Judiciary Committee 2022 Accomplishments

The legislature’s work in the 2021-22 Biennium resulted in major accomplishments, including investing significant funds in housing and workforce development, putting the State’s public pensions on a path to sustainability, and assisting vulnerable Vermonters. The House Judiciary Committee on which I serve also produced important legislation that may not have received as much attention. Below, I focus on four of those bills from this past Session.

Firearm Safety Measures.  Some of our most at-risk Vermonters are those fleeing domestic violence. The majority of all homicides in Vermont are domestic violence-related, and usually involve a firearm. Act 87 helps address this danger by clarifying that judges can order the relinquishment of firearms in an emergency relief from abuse order to remove guns from emotional, potentially dangerous situations.

The law advances other important public safety measures.  It removes firearms from potentially volatile situations—and protects our frontline healthcare workers—by banning firearms from hospitals. The law also protects Vermonters by extending the amount of time someone must wait to purchase a firearm when their criminal background check is delayed.

 Identifying Racial Disparities in Vermont’s Criminal Justice System. Vermonters of color make up a disproportionate number of incarcerated persons in our state. To help identify and address the sources of these disparities, we need better data from the State’s criminal justice system. To that end, H.546 creates a Division of Racial Justice Statistics. The new division will collect data on individual interactions with law enforcement, State’s Attorneys, Vermont courts, the Department of Corrections, and other entities in order to uncover and remedy systemic racial bias and disparities in our criminal and juvenile justice system. An advisory council has also been created to incorporate the data collected into suggestions for concrete actions the legislature can take as we strive to make our state welcoming to people of all racial and ethnic backgrounds.         

Access to Adoption Records.  Act 100 allows adopted Vermonters to access their original birth certificates. During testimony on this bill, many adoptees spoke movingly on how incomplete they felt and how difficult it was to move on without having birth documents — access that most Vermonters take for granted. With passage of this law, adopted Vermonters—over 30,000 of our neighbors—will own their history in a way previously denied to them. It also creates a registry for future birth parents to clarify if they wish to be contacted by children they given up for adoption. This registry also allows them to share any information they wish their birth children to know, making this process kinder for both birth parents and adoptees.

Medical Monitoring for Vermonters Exposed to Toxic Substances. Over the past several years, Vermonters have been disturbed to learn of several instances of toxic contamination in our state. People exposed to these toxic substances often have no way of knowing what the long-term consequences could be for their health. They also may not have the financial means to afford the medical monitoring that could catch health issues at an early stage, when treatment would be most beneficial. Act 93 provides a cause of action for compelling the party responsible for exposure to a toxic substance to cover the costs of medical monitoring to those affected by the contamination.

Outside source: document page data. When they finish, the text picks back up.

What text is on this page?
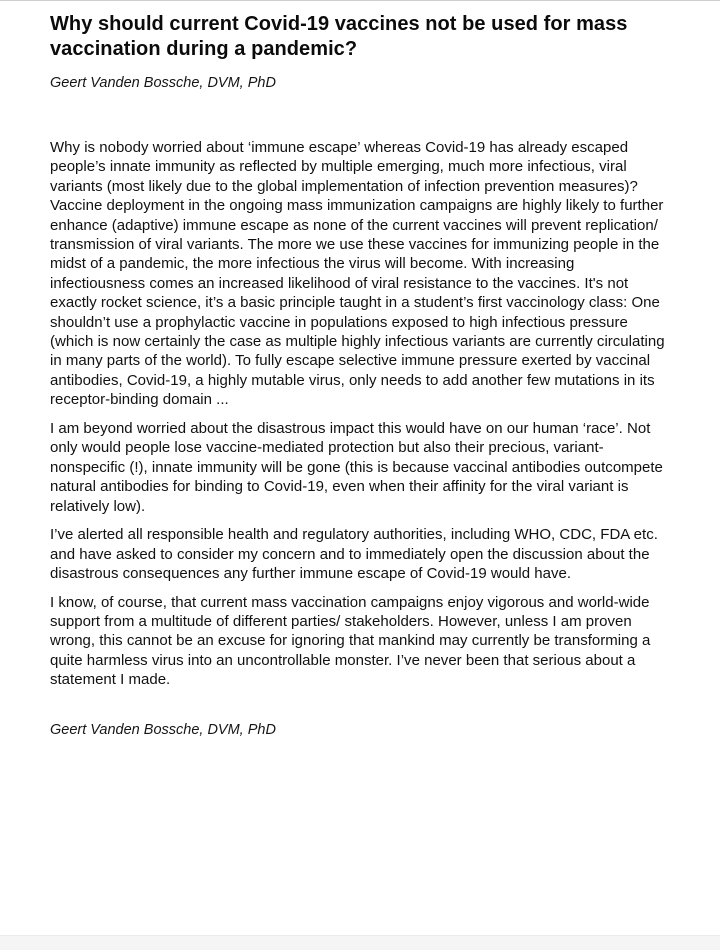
Why should current Covid-19 vaccines not be used for mass vaccination during a pandemic?

Geert Vanden Bossche, DVM, PhD

Why is nobody worried about ‘immune escape’ whereas Covid-19 has already escaped people’s innate immunity as reflected by multiple emerging, much more infectious, viral variants (most likely due to the global implementation of infection prevention measures)? Vaccine deployment in the ongoing mass immunization campaigns are highly likely to further enhance (adaptive) immune escape as none of the current vaccines will prevent replication/ transmission of viral variants. The more we use these vaccines for immunizing people in the midst of a pandemic, the more infectious the virus will become. With increasing infectiousness comes an increased likelihood of viral resistance to the vaccines. It's not exactly rocket science, it’s a basic principle taught in a student’s first vaccinology class: One shouldn’t use a prophylactic vaccine in populations exposed to high infectious pressure (which is now certainly the case as multiple highly infectious variants are currently circulating in many parts of the world). To fully escape selective immune pressure exerted by vaccinal antibodies, Covid-19, a highly mutable virus, only needs to add another few mutations in its receptor-binding domain ...

I am beyond worried about the disastrous impact this would have on our human ‘race’. Not only would people lose vaccine-mediated protection but also their precious, variant-nonspecific (!), innate immunity will be gone (this is because vaccinal antibodies outcompete natural antibodies for binding to Covid-19, even when their affinity for the viral variant is relatively low).

I’ve alerted all responsible health and regulatory authorities, including WHO, CDC, FDA etc. and have asked to consider my concern and to immediately open the discussion about the disastrous consequences any further immune escape of Covid-19 would have.

I know, of course, that current mass vaccination campaigns enjoy vigorous and world-wide support from a multitude of different parties/ stakeholders. However, unless I am proven wrong, this cannot be an excuse for ignoring that mankind may currently be transforming a quite harmless virus into an uncontrollable monster. I’ve never been that serious about a statement I made.

Geert Vanden Bossche, DVM, PhD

It lifts a burden of uncertainty off Vermonters coping with long-term health concerns through no fault of their own.

One effort that did not make it across the finish line involved restructuring Vermont’s criminal code. The House passed three bills that dealt with this issue (H.87, H.475, and H.505), but the Senate Judiciary Committee was unable to take them up before the Session ended. I am excited to be running to return to the State House and, if I am reelected, one of my priorities will be to finish this work.